Details
Automated Analysis of Achilles Reflex Response Using Signal Processing and Supervised Learning
Year: 2026
Term: Winter
Student Name: Maria Villagomez
Supervisor: Matthew Holden
Abstract: The Achilles tendon reflex half-relaxation time (HRT) is a clinically established marker of thyroid function, with hypothyroid patients displaying lengthened reflex responses compared to euthyroid individuals. Despite its diagnostic value, obtaining quantifiable metrics remains limited by the need for manual annotation: while physicians can visually assess reflex delay at the bedside, reliable HRT measurement requires precise marking of reflex onset and offset from a recorded signal. This thesis presents a fully automated pipeline for HRT extraction from smartphone videos of the Achilles reflex, requiring no manual labelling at inference time. The pipeline operates in three stages: (1) frame-wise segmentation of reflex intervals from the heel-displacement signal using U-Time; (2) complex-level validity classification using MiniROCKET, which filters out reflex complexes unsuitable for HRT measurement; and (3) HRT computation via a velocity-based onset detection method. All components are evaluated under leave-one-subject-out cross-validation across 18 healthy volunteers, each contributing one left-leg and one right-leg recording.
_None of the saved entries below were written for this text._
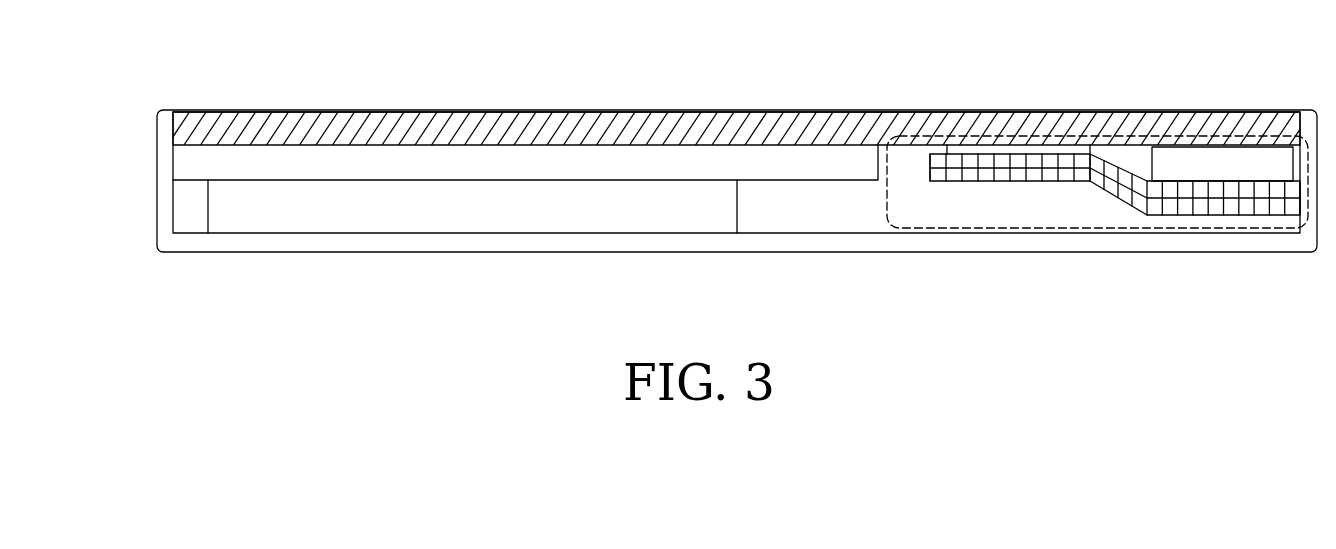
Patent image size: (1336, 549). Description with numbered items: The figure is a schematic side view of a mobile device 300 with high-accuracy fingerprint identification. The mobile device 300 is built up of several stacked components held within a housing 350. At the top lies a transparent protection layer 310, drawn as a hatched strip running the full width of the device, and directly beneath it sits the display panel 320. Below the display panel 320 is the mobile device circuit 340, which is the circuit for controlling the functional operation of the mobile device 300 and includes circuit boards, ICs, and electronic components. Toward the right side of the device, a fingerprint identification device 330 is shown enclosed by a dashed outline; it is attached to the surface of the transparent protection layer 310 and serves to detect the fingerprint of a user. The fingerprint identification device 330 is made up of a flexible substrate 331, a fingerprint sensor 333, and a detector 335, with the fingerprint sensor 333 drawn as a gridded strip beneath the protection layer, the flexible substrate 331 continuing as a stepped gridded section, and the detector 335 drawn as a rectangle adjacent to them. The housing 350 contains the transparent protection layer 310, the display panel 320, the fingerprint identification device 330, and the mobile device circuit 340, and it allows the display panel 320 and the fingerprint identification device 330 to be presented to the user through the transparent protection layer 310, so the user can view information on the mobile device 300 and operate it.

The mobile device 300 is at (358, 33).
The transparent protection layer 310 is at (200, 123).
The display panel 320 is at (198, 158).
The fingerprint identification device 330 is at (887, 207).
The flexible substrate 331 is at (1095, 183).
The fingerprint sensor 333 is at (1017, 153).
The detector 335 is at (1222, 165).
The mobile device circuit 340 is at (330, 213).
The housing 350 is at (770, 242).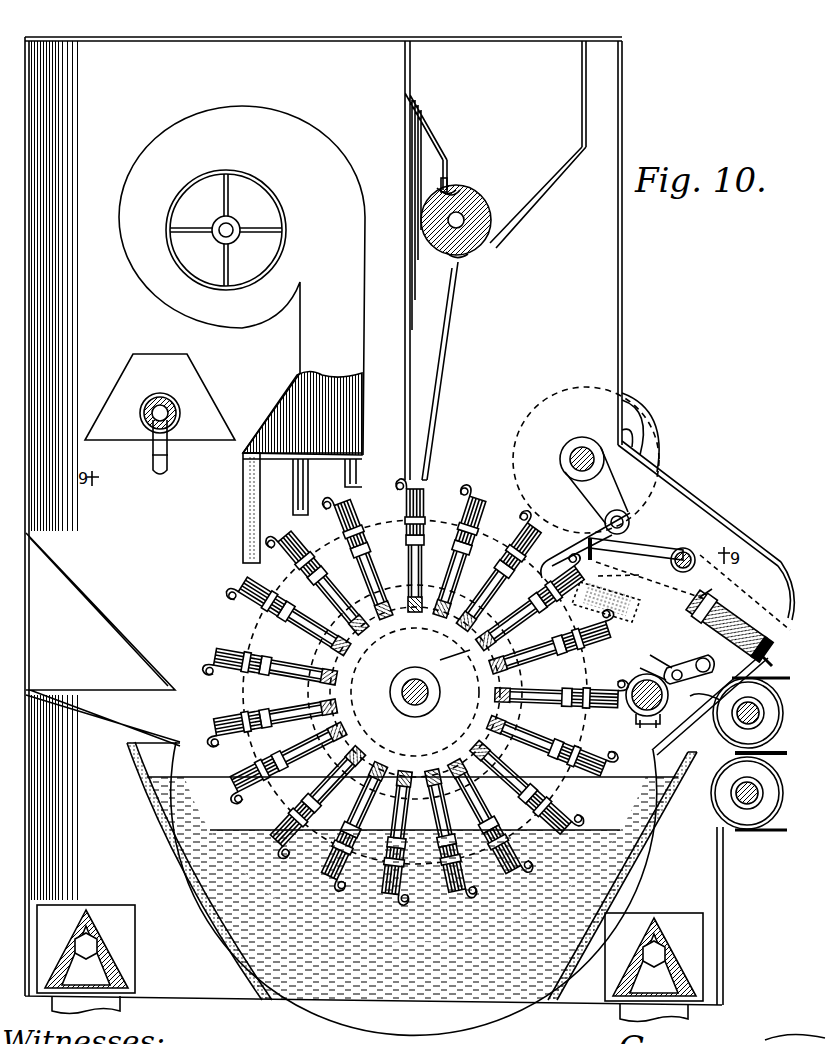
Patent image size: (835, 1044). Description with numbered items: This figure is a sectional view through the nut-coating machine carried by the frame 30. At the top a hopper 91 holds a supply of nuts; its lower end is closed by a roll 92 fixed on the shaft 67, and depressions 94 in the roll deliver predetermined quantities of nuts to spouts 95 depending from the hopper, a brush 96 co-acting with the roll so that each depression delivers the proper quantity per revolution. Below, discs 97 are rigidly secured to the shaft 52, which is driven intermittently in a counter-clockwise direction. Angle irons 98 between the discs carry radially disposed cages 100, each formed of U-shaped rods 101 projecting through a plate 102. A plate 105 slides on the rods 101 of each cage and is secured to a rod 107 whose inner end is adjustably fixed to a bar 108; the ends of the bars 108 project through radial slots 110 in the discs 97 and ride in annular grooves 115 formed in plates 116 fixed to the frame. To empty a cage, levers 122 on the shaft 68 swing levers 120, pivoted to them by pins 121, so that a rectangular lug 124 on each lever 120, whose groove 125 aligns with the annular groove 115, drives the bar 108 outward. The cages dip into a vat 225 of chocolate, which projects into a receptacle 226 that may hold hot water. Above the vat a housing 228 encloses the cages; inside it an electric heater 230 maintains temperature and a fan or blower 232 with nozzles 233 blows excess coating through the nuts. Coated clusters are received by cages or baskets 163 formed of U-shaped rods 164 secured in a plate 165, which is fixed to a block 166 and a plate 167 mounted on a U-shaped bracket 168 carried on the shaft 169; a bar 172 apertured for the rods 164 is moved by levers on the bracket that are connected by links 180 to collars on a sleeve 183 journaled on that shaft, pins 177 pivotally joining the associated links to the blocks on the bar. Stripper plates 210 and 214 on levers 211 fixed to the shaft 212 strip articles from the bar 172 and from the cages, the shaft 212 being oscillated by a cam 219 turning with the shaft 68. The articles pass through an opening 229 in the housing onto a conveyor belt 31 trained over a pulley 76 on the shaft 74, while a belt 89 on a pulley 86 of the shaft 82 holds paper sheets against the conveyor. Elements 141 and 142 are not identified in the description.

An ablation over 24 pipeline combinations identified velocity-based onset detection as the dominant factor, reducing mean absolute error (MAE) by approximately 5× relative to segment-boundary onset across all pipeline modes. The best full-ML pipeline (peak de- tection combined with MiniROCKET classification and velocity-based onset) achieved an MAE of 21.8 ms across 30 recordings. A one-sided non-inferiority test confirmed that model- rater differences fall within the ±30 ms clinical equivalence margin (p = 0.0008), confirming that the pipeline is a non-inferior substitute for a human rater for the purpose of euthyroid/hypothyroid screening. Inter-rater MAE among four clinicians was 14.7 ms, providing context for the model’s 21.8 ms error. These results demonstrate that accurate, fully automated Achilles reflex HRT extraction from consumer-grade smartphone video is clinically feasible, and motivate future validation in cohorts including diagnosed hypo/hyperthyroid patients.